Enemy (Denis Villeneuve, 2014)


Le cinéma fantastique (au sens de Dino Buzatti ou des bouquins de La Clef d'Argent) n'est pas chose si courante à l'heure actuelle. Denis Villeneuve (le réalisateur de Prisoners) propose un film dont la narration tient un peu du puzzle (comme dans Les Salauds de Claire Denis).

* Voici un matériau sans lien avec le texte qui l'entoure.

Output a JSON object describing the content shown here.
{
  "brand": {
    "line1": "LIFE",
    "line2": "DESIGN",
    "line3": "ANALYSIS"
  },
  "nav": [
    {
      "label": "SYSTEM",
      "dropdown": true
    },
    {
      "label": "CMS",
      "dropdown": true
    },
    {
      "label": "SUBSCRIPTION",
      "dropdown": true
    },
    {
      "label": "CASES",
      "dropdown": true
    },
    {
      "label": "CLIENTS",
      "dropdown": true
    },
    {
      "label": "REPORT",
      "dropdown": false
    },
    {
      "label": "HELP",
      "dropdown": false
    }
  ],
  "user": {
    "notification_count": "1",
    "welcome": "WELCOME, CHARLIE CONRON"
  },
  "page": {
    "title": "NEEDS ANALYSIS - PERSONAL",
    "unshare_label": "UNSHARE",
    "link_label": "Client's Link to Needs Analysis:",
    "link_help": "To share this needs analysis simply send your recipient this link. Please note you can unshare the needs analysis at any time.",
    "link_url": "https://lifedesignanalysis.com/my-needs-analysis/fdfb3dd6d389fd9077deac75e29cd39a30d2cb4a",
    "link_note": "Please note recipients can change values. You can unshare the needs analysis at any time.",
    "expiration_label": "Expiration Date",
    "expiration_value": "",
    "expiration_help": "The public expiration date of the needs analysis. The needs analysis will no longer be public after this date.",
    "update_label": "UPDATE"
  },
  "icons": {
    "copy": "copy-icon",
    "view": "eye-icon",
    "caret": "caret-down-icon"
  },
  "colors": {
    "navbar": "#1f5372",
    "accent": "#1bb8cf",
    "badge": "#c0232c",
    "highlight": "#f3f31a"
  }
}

Je n'ai pas lu le livre de Saramago dont est tiré le film, et je ne sais pas si c'est de cela qu'il parle mais l'araignée présente dans plusieurs scènes me semble figurer la dépression ou la folie du personnage principal. Le fantastique fonctionne souvent ainsi, il met des images (métaphore, comparaison) sur le monde. Le duo de personnages au centre du film (tous les deux joués par Jake Gyllenhaal) est très réussi. Issus de deux niveaux sociaux différents, ils possèdent deux caractères différents. Le riche (un acteur) est plutôt basique et quelque peu arrogant et le middle class (un prof) est plutôt déprimé et gentil. Les autres acteurs sont bons (même Mélanie Laurent) voire excellent pour Sarah Gadon. Le film est lent et beau (quoi que beau ne soit pas forcément le bon mot). La musique de Danny Bensi et Saunder Jurriaans - prégnante - apporte une touche supplémentaire au côté un peu flippant. Toronto y est filmée comme une ville froide, fonctionnelle et oppressante (un sentiment que l'on retrouve dans Shiver de David Cronenberg). La photo et le générique de fin sentent les années 70 (comme dans Under The Skin). La question du double permet d'explorer la vie de couple et les choix de vie. Deux thèmes traités par ailleurs en 1966 dans le film de John Frankenheimer : Seconds, l'opération diabolique que vous avez peut-être raté au Cinématographe de Nantes.